I Lincoln raccontano di tre ragazze annoiate. E di come il basket riuscì a cambiare la loro vita. Forse.

Prima o poi arriva il giorno in cui ti rendi conto che hai messo assieme una mole esagerata di pezzi tra vinili e cd. Accatastati uno accanto (o sopra) l’altro. E la tua compagna o compagno ti sopporta ma fino a un certo punto, perché la cazziata è nell’aria e prima o poi si materializzerà come il Matteo a panino al TG di turno. Magari proprio quando torni a casa felice di aver cattato il disco numero 5000, che è un bel traguardo, inutile negarlo, e vorresti festeggiare come un bimbo pronto ad andare a una gita. Ma vai a spiegarglielo a una/o che non vede l’ora di cazziarti, peraltro per futili motivi. Ecco, hai una caterva di materiale prezioso, e ogni tanto li rivedi quei padelloni, assieme ai meno attraenti dischetti in metallo. Li abbracci orgoglioso, qualcuno riesci pure a portartelo a letto, poi, all’improvviso, ti spunta tra capo e collo il disco dei Lincoln e dici: ma chi diavolo sono questi? Ah, sì, son quelli di “Basketball”! E il discorso prende un’altra piega. All’improvviso ricordi quei giorni di fina anni ’90, quando la band newyorkese era lì, nel mezzo della giungla dell’indie rock. A sgomitare, a provare a farsi largo. Fatica inutile, nonostante le buone intenzioni.

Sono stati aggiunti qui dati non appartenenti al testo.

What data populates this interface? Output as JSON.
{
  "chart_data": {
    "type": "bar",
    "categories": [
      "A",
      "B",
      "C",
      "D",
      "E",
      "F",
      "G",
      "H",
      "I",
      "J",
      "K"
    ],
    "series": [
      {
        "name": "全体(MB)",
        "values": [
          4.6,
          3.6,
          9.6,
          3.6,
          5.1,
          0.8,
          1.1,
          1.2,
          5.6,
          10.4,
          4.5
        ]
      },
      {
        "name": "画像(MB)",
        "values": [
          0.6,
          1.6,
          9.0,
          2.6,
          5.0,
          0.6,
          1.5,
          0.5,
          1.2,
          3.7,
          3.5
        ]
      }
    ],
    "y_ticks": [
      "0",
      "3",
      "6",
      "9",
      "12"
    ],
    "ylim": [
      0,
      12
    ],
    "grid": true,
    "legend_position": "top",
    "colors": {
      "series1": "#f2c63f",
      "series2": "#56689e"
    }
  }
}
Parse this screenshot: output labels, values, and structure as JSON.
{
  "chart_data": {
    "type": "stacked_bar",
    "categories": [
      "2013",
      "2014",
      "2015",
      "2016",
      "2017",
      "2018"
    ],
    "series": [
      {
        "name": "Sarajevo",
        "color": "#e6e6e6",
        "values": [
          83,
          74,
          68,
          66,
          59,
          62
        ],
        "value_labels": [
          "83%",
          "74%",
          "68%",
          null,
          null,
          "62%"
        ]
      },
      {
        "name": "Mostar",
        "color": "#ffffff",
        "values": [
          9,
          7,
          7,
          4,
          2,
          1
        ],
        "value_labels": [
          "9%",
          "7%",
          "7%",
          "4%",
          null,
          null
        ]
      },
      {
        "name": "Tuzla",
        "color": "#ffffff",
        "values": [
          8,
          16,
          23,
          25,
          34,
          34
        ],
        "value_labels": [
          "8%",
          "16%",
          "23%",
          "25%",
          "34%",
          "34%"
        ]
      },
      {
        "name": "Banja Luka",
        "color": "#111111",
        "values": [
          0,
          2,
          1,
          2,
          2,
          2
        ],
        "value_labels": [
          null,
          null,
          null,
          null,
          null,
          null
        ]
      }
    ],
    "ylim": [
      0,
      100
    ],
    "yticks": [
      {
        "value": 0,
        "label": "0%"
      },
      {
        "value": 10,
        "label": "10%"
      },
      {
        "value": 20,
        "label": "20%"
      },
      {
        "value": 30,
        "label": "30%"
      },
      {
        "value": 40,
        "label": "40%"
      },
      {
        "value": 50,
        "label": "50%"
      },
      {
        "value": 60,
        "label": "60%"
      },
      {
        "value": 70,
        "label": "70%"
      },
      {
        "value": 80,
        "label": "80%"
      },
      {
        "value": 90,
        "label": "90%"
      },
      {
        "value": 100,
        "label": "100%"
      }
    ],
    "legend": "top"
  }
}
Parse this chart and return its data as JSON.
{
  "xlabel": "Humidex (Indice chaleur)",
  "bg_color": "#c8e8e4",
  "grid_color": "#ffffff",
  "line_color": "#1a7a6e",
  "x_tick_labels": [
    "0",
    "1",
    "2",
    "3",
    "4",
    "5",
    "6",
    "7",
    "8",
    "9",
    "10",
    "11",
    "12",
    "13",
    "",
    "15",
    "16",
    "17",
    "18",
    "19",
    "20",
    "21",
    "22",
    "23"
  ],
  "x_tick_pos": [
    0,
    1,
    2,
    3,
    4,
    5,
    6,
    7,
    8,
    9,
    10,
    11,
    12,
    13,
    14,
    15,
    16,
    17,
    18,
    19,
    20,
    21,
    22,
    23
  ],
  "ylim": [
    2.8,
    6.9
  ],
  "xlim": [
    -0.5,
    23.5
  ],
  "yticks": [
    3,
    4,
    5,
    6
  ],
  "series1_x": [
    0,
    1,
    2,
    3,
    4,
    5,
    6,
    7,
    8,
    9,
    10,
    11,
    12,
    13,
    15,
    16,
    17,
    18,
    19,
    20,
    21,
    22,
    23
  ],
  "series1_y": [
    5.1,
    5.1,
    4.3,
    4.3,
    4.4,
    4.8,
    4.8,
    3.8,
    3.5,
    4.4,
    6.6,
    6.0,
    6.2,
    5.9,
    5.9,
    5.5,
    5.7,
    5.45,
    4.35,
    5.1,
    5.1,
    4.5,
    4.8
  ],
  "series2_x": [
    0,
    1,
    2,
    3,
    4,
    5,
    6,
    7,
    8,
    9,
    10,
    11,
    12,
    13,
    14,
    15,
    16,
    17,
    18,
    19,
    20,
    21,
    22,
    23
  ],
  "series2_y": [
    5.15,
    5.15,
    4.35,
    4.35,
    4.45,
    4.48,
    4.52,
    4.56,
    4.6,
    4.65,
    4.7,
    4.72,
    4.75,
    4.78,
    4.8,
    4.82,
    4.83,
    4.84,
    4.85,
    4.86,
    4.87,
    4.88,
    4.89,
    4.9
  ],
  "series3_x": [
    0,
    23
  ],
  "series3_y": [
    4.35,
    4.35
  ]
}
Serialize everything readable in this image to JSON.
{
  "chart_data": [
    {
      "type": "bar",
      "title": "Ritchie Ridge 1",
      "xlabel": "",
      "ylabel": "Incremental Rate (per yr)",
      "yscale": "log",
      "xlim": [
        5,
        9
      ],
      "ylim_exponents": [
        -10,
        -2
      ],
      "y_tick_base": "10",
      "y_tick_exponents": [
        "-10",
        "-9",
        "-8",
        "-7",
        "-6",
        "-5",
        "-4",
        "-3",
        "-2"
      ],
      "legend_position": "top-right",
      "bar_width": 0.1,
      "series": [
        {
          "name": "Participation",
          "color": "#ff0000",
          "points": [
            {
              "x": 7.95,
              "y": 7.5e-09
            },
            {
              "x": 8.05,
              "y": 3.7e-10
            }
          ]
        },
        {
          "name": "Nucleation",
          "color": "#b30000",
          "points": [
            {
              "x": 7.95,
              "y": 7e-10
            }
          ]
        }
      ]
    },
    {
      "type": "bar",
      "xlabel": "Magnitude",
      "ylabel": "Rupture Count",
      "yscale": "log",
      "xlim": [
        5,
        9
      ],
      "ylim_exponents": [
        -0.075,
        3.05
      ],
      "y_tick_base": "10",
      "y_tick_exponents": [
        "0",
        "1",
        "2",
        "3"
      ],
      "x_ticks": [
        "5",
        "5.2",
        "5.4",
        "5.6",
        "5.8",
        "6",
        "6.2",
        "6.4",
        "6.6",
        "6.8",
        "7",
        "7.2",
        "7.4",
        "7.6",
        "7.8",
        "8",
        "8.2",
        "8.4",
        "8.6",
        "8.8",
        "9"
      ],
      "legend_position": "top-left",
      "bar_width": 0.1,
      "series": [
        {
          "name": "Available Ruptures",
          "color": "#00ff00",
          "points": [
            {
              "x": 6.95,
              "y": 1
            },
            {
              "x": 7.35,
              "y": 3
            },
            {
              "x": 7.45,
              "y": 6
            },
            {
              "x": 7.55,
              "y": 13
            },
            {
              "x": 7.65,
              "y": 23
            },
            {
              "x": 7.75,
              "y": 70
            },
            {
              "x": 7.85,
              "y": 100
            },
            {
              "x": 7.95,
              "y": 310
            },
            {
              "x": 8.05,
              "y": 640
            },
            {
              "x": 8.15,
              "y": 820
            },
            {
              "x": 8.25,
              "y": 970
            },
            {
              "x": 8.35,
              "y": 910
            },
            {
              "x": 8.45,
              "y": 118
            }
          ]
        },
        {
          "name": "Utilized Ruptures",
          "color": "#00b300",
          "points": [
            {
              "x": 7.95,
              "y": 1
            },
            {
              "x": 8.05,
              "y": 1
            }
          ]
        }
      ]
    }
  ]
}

“Basketball” è una delle poche canzoni scritte dai Lincoln, quinta traccia del loro album (intitolato, con poca fantasia, con la loro stessa ragione sociale), uscito nel 1997. È un periodo strano, il grunge è deceduto e neanche il brit pop sta troppo bene. La band di New York, capitanata da Chris Temple, gioca le proprie carte affidandosi a un pulito e apprezzabile pop chitarroso. Niente di particolarmente innovativo, ma siamo pur sempre nel dignitoso. “Basketball”, appunto. Una canzone contro la noia. Che la combatte, la mette KO. Con l’aiuto di una palla a spicchi.

In effetti, il canovaccio del brano prende vita da tre ragazze che non sanno come passare la giornata. E tra un “che barba, che noia” e l’altro, si ritrovano nelle vicinanze di un campetto da basket, con le gonne di plaid e le calze al ginocchio. Roba che nemmeno nei film porno. Intanto una pensa ai tempi di quando se la spassava in quel di Newport (probabilmente con tutt’altro look), un’altra guarda con la fissità tipica dell’ottusa la metà campo, mentre l’ultima, la più energica dell’allegro trio, si sfruculia la pettinatura passandosi le dita tra i capelli. Il destino vuole che, da lì a poco, arrivino alcuni ragazzi afroamericani. E che la vita delle tre sbarbine cambi all’improvviso. Un momento epifanico, che si concretizza quando gli eredi degli schiavi sbarcati nel nuovo mondo a raccogliere cotone danno vita a una partita di pallacanestro. È spettacolo puro sin dalla palla a due, con tiri da tre punti, canestri incredibili e qualche fallo cattivo che fa sempre la sua porca figura. E le ragazze? “Stanno guardando ragazzi neri che giocano a basket”. La loro vita (quella delle tre protagoniste, non quella dei giocatori) potrebbe anche fermarsi, tanto da desiderare che quella partita non finisse mai, che quegli istanti diventassero eterni e il loro ricordo si cristallizzasse. Possiamo solo immaginare cosa sarebbe potuto accadere dopo quella partita: i Lincoln non daranno seguito né alla canzone, lasciandoci alla mercé di tanti interrogativi, né alla loro effimera carriera: il disco che contiene “Basketball” sarà il loro unico biglietto di un viaggio di sola andata. E a quelle tre ragazze, purtroppo, non verrà mai dato un futuro. Anche se loro, con ogni probabilità, avrebbero desiderato rimanere per sempre in quel campetto a guardare in ragazzi neri giocare a basket. Come in uno spensierato loop.